Download or read book AAMC Faculty Salary Report written by Association of American Medical Colleges and published by . This book was released on 2021 with total page 460 pages. Available in PDF, EPUB and Kindle. Book excerpt:
Download or read book Training Physicians for Public Health Careers written by Institute of Medicine and published by National Academies Press. This book was released on 2007-08-09 with total page 136 pages. Available in PDF, EPUB and Kindle. Book excerpt: Public health efforts have resulted in tremendous improvements in the health of individuals and communities. The foundation for effective public health interventions rests, in large part, on a well-trained workforce. Unfortunately there is a major shortage of public health physicians who are prepared to face today's public health challenges. Training Physicians for Public Health Careers focuses on the critical roles that physicians play in maintaining and strengthening the public health system, identifies what these physicians need to know to engage in effective public health actions, explores the kinds of training programs that can be used to prepare physicians for public health roles, and examines how these training programs can be funded.
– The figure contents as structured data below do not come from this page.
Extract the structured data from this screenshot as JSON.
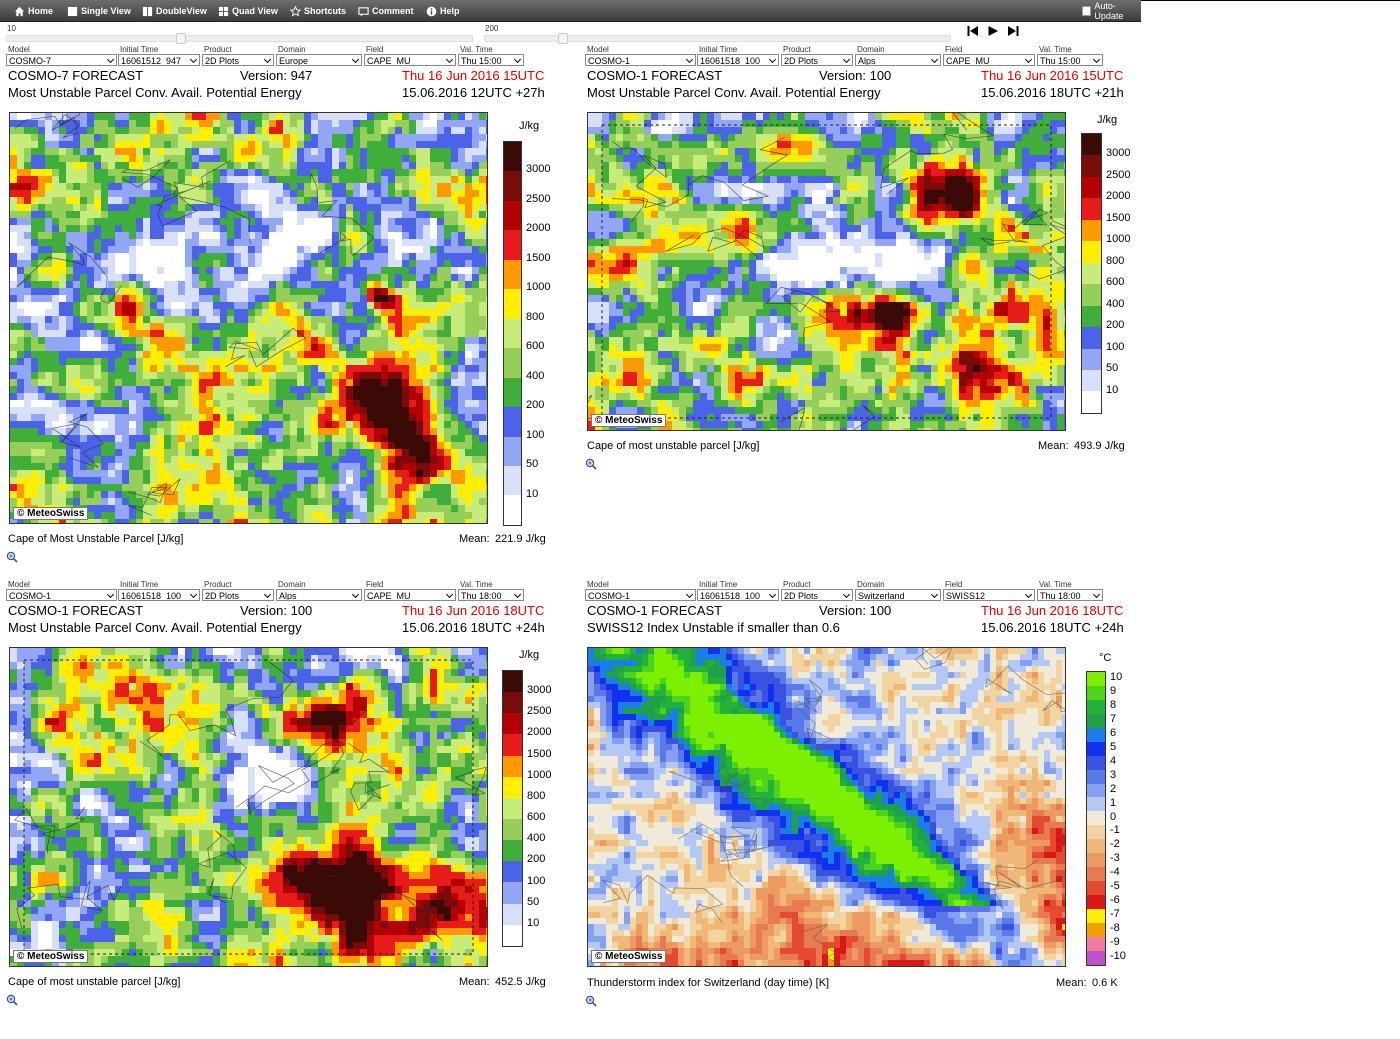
{
  "toolbar": {
    "home": "Home",
    "single_view": "Single View",
    "double_view": "DoubleView",
    "quad_view": "Quad View",
    "shortcuts": "Shortcuts",
    "comment": "Comment",
    "help": "Help",
    "auto_update": "Auto-Update"
  },
  "slider": {
    "left_value": "10",
    "right_value": "200"
  },
  "labels": {
    "model": "Model",
    "initial_time": "Initial Time",
    "product": "Product",
    "domain": "Domain",
    "field": "Field",
    "val_time": "Val. Time"
  },
  "panels": [
    {
      "model": "COSMO-7",
      "initial_time": "16061512_947",
      "product": "2D Plots",
      "domain": "Europe",
      "field": "CAPE_MU",
      "val_time": "Thu 15:00",
      "forecast_title": "COSMO-7 FORECAST",
      "version": "Version: 947",
      "valid": "Thu 16 Jun 2016 15UTC",
      "description": "Most Unstable Parcel Conv. Avail. Potential Energy",
      "run": "15.06.2016 12UTC +27h",
      "credit": "© MeteoSwiss",
      "unit": "J/kg",
      "legend": [
        "3000",
        "2500",
        "2000",
        "1500",
        "1000",
        "800",
        "600",
        "400",
        "200",
        "100",
        "50",
        "10"
      ],
      "caption": "Cape of Most Unstable Parcel [J/kg]",
      "mean_label": "Mean:",
      "mean_value": "221.9 J/kg"
    },
    {
      "model": "COSMO-1",
      "initial_time": "16061518_100",
      "product": "2D Plots",
      "domain": "Alps",
      "field": "CAPE_MU",
      "val_time": "Thu 15:00",
      "forecast_title": "COSMO-1 FORECAST",
      "version": "Version: 100",
      "valid": "Thu 16 Jun 2016 15UTC",
      "description": "Most Unstable Parcel Conv. Avail. Potential Energy",
      "run": "15.06.2016 18UTC +21h",
      "credit": "© MeteoSwiss",
      "unit": "J/kg",
      "legend": [
        "3000",
        "2500",
        "2000",
        "1500",
        "1000",
        "800",
        "600",
        "400",
        "200",
        "100",
        "50",
        "10"
      ],
      "caption": "Cape of most unstable parcel [J/kg]",
      "mean_label": "Mean:",
      "mean_value": "493.9 J/kg"
    },
    {
      "model": "COSMO-1",
      "initial_time": "16061518_100",
      "product": "2D Plots",
      "domain": "Alps",
      "field": "CAPE_MU",
      "val_time": "Thu 18:00",
      "forecast_title": "COSMO-1 FORECAST",
      "version": "Version: 100",
      "valid": "Thu 16 Jun 2016 18UTC",
      "description": "Most Unstable Parcel Conv. Avail. Potential Energy",
      "run": "15.06.2016 18UTC +24h",
      "credit": "© MeteoSwiss",
      "unit": "J/kg",
      "legend": [
        "3000",
        "2500",
        "2000",
        "1500",
        "1000",
        "800",
        "600",
        "400",
        "200",
        "100",
        "50",
        "10"
      ],
      "caption": "Cape of most unstable parcel [J/kg]",
      "mean_label": "Mean:",
      "mean_value": "452.5 J/kg"
    },
    {
      "model": "COSMO-1",
      "initial_time": "16061518_100",
      "product": "2D Plots",
      "domain": "Switzerland",
      "field": "SWISS12",
      "val_time": "Thu 18:00",
      "forecast_title": "COSMO-1 FORECAST",
      "version": "Version: 100",
      "valid": "Thu 16 Jun 2016 18UTC",
      "description": "SWISS12 Index Unstable if smaller than 0.6",
      "run": "15.06.2016 18UTC +24h",
      "credit": "© MeteoSwiss",
      "unit": "°C",
      "legend": [
        "10",
        "9",
        "8",
        "7",
        "6",
        "5",
        "4",
        "3",
        "2",
        "1",
        "0",
        "-1",
        "-2",
        "-3",
        "-4",
        "-5",
        "-6",
        "-7",
        "-8",
        "-9",
        "-10"
      ],
      "caption": "Thunderstorm index for Switzerland (day time) [K]",
      "mean_label": "Mean:",
      "mean_value": "0.6 K"
    }
  ],
  "colors": {
    "cape_scale": [
      "#3a0a06",
      "#7a0b0b",
      "#b30000",
      "#e81b1b",
      "#ff9900",
      "#ffee00",
      "#c8ec7a",
      "#95cf5a",
      "#3fae3a",
      "#4b63e8",
      "#93a6f5",
      "#d8dff9",
      "#ffffff"
    ],
    "swiss_scale": [
      "#7cf000",
      "#4bd41a",
      "#22b23a",
      "#20a048",
      "#1a7ee8",
      "#1230f0",
      "#3a52e0",
      "#5a78e8",
      "#84a0f0",
      "#b4c8f5",
      "#f0ead8",
      "#f2d4a0",
      "#f0b878",
      "#ec9a62",
      "#e67a52",
      "#e44a30",
      "#d81818",
      "#ffee00",
      "#f4a000",
      "#f07aa0",
      "#c050c8"
    ]
  }
}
Medical schools, schools of public health, health care and public health care professionals, medical students and students of public health will find this of special interest.
Download or read book Retooling for an Aging America written by Institute of Medicine and published by National Academies Press. This book was released on 2008-08-27 with total page 316 pages. Available in PDF, EPUB and Kindle. Book excerpt: As the first of the nation's 78 million baby boomers begin reaching age 65 in 2011, they will face a health care workforce that is too small and woefully unprepared to meet their specific health needs. Retooling for an Aging America calls for bold initiatives starting immediately to train all health care providers in the basics of geriatric care and to prepare family members and other informal caregivers, who currently receive little or no training in how to tend to their aging loved ones. The book also recommends that Medicare, Medicaid, and other health plans pay higher rates to boost recruitment and retention of geriatric specialists and care aides. Educators and health professional groups can use Retooling for an Aging America to institute or increase formal education and training in geriatrics. Consumer groups can use the book to advocate for improving the care for older adults. Health care professional and occupational groups can use it to improve the quality of health care jobs.